By Steve Papale
I don’t need to speak on the dangers of drinking and driving. But I have to say, I saw a video the other day that I could hardly believe. Taken from a police car in a community not too far from me in Illinois, a car was driving along on a fairly busy street with a, get this, a tree stuck to her hood. It was not a branch or a twig laying on top of the hood but a tree in the upright position somehow lodged into the grille all the while the driver, a 54 year old woman, drove the car. Needless to say, she was pulled over and failed her breathalyzer test. Some of this stuff just gets weirder and weirder.
Last week we talked a little about the concept of parity. And how parity is closely tied to synthetics, which is the principle that options and stock can be combined to create a like product. For example, I can buy a call and sell stock in proportion to create a synthetic long put. It will behave and have the same risk/reward characteristics as a outright long put.
In trading, if there is a mispricing between two like products, an opportunity exists to buy the cheaper and sell the expensive called an arbitrage. Outside of a pure scalp, which is buying and then quickly selling the same product, it is the most risk free way of making money. In the old days where markets were a bit more inefficient, arbitrage opportunities were fairly common but today with mature and efficient markets they are rare. But they do frequently appear to show up but in reality they are not real. Let me explain.

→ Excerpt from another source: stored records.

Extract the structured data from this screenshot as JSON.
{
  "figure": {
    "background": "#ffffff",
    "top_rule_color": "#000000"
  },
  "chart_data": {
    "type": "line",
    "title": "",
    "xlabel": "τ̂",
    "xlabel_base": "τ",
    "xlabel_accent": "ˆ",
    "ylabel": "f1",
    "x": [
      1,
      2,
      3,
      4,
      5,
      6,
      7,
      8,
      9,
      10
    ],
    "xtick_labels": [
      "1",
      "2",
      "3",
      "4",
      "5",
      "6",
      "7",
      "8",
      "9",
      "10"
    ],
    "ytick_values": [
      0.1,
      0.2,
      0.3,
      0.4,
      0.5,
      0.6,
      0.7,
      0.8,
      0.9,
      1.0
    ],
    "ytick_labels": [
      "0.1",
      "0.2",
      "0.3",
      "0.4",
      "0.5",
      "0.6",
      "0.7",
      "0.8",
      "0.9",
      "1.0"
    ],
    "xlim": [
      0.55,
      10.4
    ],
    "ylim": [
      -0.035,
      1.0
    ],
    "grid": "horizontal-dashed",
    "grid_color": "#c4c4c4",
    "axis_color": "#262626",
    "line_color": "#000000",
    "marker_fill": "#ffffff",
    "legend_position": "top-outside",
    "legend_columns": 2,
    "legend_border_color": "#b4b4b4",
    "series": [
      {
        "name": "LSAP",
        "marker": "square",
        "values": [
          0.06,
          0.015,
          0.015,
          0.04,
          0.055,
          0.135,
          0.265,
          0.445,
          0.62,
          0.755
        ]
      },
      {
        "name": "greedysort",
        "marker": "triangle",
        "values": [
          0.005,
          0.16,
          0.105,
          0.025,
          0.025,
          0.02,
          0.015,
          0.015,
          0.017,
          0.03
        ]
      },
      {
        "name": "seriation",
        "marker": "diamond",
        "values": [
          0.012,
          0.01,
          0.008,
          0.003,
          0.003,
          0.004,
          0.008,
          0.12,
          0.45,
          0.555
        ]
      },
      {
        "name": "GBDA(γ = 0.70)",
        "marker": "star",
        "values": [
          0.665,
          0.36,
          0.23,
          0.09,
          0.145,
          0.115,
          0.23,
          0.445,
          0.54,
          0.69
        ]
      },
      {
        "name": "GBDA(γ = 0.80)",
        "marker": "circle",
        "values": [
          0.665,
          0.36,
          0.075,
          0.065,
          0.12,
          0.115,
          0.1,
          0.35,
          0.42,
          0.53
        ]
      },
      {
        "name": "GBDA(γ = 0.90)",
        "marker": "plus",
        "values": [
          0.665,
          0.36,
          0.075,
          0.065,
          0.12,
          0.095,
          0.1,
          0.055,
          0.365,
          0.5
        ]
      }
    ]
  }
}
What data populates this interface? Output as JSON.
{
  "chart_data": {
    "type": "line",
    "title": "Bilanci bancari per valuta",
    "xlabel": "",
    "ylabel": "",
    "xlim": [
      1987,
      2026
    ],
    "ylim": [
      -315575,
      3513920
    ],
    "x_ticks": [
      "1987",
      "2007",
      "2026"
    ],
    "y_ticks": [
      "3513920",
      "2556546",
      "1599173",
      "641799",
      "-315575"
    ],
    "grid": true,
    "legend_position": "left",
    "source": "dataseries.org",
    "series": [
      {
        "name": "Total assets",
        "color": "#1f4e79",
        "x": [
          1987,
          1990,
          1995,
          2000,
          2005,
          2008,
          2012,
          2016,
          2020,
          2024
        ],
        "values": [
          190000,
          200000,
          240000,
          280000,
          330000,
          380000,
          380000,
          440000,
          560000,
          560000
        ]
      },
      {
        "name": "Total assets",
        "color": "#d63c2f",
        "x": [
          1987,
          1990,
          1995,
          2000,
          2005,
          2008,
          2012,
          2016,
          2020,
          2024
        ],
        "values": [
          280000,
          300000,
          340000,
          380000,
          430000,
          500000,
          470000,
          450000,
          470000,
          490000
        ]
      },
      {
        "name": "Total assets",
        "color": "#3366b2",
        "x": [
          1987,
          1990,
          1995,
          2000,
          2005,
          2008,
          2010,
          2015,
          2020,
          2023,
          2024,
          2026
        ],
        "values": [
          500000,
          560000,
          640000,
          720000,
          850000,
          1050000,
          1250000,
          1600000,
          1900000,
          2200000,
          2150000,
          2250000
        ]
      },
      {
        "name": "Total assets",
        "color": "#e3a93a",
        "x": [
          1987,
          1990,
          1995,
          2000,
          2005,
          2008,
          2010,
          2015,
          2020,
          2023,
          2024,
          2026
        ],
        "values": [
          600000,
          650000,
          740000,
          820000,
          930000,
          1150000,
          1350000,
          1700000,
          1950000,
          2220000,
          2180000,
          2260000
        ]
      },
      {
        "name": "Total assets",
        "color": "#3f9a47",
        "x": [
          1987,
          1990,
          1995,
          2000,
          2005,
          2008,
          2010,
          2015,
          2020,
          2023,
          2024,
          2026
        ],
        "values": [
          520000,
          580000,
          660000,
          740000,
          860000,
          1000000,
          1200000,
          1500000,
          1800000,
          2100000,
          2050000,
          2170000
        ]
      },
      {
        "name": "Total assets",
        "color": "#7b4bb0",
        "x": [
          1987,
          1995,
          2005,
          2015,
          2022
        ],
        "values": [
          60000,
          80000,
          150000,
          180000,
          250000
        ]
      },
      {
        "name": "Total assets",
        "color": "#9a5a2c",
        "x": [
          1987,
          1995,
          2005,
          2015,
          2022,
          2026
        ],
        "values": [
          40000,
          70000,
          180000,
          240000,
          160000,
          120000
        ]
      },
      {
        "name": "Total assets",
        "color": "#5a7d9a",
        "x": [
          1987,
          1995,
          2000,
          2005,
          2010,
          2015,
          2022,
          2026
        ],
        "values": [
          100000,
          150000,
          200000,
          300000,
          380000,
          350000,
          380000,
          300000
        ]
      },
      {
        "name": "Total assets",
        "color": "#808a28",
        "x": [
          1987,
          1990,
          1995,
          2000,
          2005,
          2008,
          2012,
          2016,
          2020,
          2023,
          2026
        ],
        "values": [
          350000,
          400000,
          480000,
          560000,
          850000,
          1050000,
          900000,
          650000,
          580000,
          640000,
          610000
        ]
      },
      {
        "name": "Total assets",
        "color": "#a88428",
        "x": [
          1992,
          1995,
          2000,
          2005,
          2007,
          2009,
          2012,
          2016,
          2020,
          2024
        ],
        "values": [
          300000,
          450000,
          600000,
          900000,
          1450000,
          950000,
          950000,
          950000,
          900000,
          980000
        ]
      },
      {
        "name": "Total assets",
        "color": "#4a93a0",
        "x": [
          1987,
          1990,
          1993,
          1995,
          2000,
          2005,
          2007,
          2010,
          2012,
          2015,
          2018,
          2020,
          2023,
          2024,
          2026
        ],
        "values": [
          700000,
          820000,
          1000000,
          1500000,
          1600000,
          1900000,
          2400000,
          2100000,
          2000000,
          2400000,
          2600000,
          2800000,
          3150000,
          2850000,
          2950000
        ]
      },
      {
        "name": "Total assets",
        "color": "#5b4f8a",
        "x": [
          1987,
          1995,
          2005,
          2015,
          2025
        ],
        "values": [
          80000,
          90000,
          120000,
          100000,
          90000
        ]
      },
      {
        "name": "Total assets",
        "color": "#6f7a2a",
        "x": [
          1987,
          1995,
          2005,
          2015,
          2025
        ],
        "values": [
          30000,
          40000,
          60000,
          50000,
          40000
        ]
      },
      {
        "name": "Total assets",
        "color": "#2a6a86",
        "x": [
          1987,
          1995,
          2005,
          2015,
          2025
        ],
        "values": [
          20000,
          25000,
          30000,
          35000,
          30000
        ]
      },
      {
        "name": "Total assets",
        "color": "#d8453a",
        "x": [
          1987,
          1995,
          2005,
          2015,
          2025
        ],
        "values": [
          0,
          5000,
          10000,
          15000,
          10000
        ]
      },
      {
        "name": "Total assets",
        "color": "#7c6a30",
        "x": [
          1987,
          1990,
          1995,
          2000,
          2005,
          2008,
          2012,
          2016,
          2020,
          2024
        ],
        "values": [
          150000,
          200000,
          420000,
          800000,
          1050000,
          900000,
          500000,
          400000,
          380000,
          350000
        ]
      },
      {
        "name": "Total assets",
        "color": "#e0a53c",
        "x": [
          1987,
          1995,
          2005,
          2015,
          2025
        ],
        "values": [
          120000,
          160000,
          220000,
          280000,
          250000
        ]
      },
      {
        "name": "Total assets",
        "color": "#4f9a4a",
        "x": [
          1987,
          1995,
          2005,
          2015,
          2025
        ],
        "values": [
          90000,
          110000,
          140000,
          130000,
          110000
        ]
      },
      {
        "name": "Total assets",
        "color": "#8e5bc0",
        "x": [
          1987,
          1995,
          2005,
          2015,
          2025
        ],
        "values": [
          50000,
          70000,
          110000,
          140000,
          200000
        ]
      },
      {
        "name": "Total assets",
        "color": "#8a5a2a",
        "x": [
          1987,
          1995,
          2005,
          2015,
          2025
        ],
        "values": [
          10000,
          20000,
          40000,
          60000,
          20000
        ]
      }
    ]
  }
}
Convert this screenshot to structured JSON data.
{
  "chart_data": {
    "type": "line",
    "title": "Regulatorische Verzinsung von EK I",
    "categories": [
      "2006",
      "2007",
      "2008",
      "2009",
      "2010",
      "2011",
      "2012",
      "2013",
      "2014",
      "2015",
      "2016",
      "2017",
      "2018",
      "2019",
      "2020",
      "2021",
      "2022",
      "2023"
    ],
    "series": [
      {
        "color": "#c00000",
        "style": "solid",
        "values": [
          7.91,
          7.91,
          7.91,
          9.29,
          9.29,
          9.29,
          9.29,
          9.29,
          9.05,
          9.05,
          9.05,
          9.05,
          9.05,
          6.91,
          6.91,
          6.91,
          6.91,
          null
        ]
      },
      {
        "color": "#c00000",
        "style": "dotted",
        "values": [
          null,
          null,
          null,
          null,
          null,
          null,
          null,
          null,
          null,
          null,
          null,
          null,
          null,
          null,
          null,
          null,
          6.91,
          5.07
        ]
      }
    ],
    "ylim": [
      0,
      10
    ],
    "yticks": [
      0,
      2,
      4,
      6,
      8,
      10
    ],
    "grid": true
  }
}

Every quarter a few days ahead of ex dividend day, the options market begin to incorporate the dividend into the pricing of the options. Only shares of stock purchased before ex dividend date will shareholders be able to receive the dividend. On ex dividend date the stock typically discounts the dividend payment amount from the price of the stock. Obviously there are other factors affecting the price of a stock but everything else equal, the stock will drop in price by the amount of the dividend on that day even though the actual payment date is later.
The other day WMT was 2 days before it’s ex dividend date. The quarterly dividend was $0.50 with the stock trading around $67. Looking at the synthetics in the front month options however, the calls and puts were pricing the stock around$66.75. It appeared that there was an arb sitting there. It looked like someone could buy 1 Mar 65 call and sell 1 Mar 65 put and based on the prices could create +100 shares of WMT for $66.75. By then selling 100 shares of WMT in the market for $67 it looked like there was a risk free arb for $0.25. However, as they say “there is no free lunch”. This strategy means being short 100 shares of WMT which means the seller is on the hook for the dividend, in this case $0.50. Taking in account the dividend payment, what looked like a $0.25 winner turns into a $0.25 loser. Bottom line: rarely is there free money sitting around. If you spot something that looks like an easy arb double and triple check the ex dividend date, the option prices and that your math is correct. And if it stays around for more than 5 seconds, don’t trade it. It will end up costing you money.